Respiratory tract infections caused by multidrug-resistant (MDR) Gram-negative bacteria such as Pseudomonas aeruginosa are serious burdens to public health, especially in
cystic fibrosis patients. The combination of
colistin, a cationic
polypeptide antibiotic, and
ivacaftor, a
cystic fibrosis transmembrane regulator (
CFTR) protein modulator, displays a synergistic antibacterial effect against P. aeruginosa. The primary aim of the present study is to investigate the transport, accumulation and toxicity of a novel nanoparticle formulation containing
colistin and
ivacaftor in lung epithelial Calu-3 cells. The cell viability results demonstrated that
ivacaftor alone or in combination with
colistin in the physical mixture showed significant toxicity at an
ivacaftor concentration of 10 μg/mL or higher. However, the cellular toxicity was significantly reduced in the nanoparticle formulation.

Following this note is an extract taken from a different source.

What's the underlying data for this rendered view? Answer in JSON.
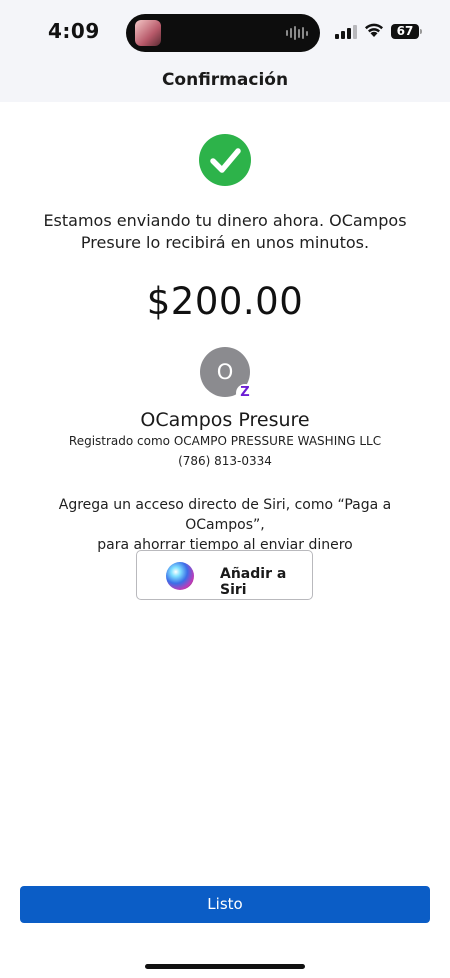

Ivacaftor transport into the cells reached a plateau rapidly as compared to
colistin.
Colistin transport across the Calu-3 cell monolayer was less than
ivacaftor. A substantial amount (46-83%) of
ivacaftor, independent of dose, was accumulated in the cell monolayer following transport from the apical into the basal chamber, whereas the intracellular accumulation of
colistin was relatively low (2-15%). The nanoparticle formulation significantly reduced the toxicity of
colistin and
ivacaftor to Calu-3 cells by reducing the accumulation of both drugs in the cell and potential protective effects by
bovine serum albumin (BSA), which could be a promising safer option for the treatment of
respiratory infections caused by MDR P. aeruginosa.